Defendant in this case fails to adequately distinguish the Ninth Circuit precedent cited by Plaintiff. First, Ceders-Sinai Medical Center v. National League of Postmasters of the United States, 497 F.3d 972 (9th Cir.2007) supports the Court’s finding that Plaintiffs claims are not preempted. Defendant’s argument that Cedars-Sinai involves FEHBA instead of ERISA is of no consequence, as the Ninth Circuit has made clear that the two federal statutes have analytically similar preemption provisions. See, e.g., Botsford v. Blue Cross & Blue Shield of Mont., Inc., 314 F.3d 390, 393-94 (9th Cir.2002) (holding that FEHBA’s complete preemption provision closely resembles ERISA’s express preemption provision, and precedent interpreting the ERISA provision thus provides authority for cases involving the FEHBA provision). Consequently, the Ninth Circuit’s holding that a medical center’s state-law action against a plan administrator is not completely preempted where it was “suing as a third-party claiming damages, and not as an assignee of rights to benefits,” is dispositive. Ceders-Sinai Medical Center, 497 F.3d at 978-79.

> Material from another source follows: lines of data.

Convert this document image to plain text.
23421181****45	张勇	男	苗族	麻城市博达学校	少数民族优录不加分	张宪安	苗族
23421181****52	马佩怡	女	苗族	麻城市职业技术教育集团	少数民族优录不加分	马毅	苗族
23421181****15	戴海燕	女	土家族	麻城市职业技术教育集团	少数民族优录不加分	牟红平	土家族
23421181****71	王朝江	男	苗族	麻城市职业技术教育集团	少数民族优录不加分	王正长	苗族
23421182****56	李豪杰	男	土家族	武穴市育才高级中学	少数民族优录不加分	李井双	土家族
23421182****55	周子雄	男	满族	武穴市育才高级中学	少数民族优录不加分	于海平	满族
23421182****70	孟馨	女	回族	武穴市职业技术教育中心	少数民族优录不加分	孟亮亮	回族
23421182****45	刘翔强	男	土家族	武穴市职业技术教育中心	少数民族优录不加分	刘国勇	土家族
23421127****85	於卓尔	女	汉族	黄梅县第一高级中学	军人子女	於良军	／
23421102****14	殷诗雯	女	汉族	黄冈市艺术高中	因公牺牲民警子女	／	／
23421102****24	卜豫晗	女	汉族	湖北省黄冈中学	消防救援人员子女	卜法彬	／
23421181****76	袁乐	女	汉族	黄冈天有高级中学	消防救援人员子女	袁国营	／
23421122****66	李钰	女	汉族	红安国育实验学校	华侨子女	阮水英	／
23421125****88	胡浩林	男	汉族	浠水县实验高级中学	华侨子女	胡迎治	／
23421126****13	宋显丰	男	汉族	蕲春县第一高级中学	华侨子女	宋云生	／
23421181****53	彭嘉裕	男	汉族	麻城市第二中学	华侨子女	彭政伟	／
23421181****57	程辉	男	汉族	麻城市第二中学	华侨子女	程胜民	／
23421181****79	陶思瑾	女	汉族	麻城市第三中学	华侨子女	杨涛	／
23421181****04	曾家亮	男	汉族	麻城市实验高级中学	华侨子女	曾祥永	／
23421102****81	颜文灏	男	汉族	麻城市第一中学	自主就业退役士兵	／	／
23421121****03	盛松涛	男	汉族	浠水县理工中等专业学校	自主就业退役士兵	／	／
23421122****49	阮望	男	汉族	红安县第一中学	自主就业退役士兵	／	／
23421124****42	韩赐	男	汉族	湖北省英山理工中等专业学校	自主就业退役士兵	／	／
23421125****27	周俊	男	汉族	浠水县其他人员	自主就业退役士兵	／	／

The Ninth Circuit’s decision in The Meadows v. Employers Health Ins., 47 F.3d 1006 (9th Cir.1995) also supports the Court’s decision. There, a medical services provider was permitted to pursue a state-law cause of action against an ERISA plan because the claims were pursued “not as an assignee of a purported ERISA beneficiary, but as an independent entity claiming damages.” Id. at 1008. Defendant failed to adequately distinguish this case, choosing instead to reiterate the Ninth Circuit’s reasoning. See Opp’n at 8. Certainly, the Court recognizes differences between The Meadows and the claims now asserted by Plaintiff. The alleged agreement in that case involved a phone call and a letter verifying the patient’s eligibility and coverage. Id. at 1007-08. Here, Plaintiff only asserts “authorization,” without more detail as to the substance or context of that authorization. Additionally, in The Meadows, neither the hospital nor the patient had any existing ties to an ERISA plan during the time period at issue, as the patient had terminated his employment with the employer that provided the ERISA plan. Id. at 1007. However, these differences are not determinative. Whether the independent legal duty upon which Plaintiff brings suit arose from a phone call or a letter is of no consequence for the question of preemption. And the patient’s enrollment status matters only for the application of California Health & Safety Code section 1371.4(b), which is not implicated by the holding in The Meadows. Absent a compelling reason not to do so, the court must rely on the holding in The Meadows and find a lack of complete preemption.

CONCLUSION

For the foregoing reasons, the Court finds that Plaintiff John Muir Health’s claims are not completely preempted by ERISA section 502(a)(1)(B). Because Plaintiffs claims are not completely preempted, the Court lacks federal jurisdiction over this matter and it is rightfully remanded to state court for further adjudication.

IT IS SO ORDERED.

. Plaintiffs recognition that the enrollee was not entitled to benefits is demonstrated in the Blue Cross appeals provided by Defendant, wherein Plaintiff acknowledges that the insured has failed to complete the necessary forms, and asks Blue Cross to deny and close the claim so that it could pursue other avenues of payment. See Opp’n, Ex. E (Docket No. 12).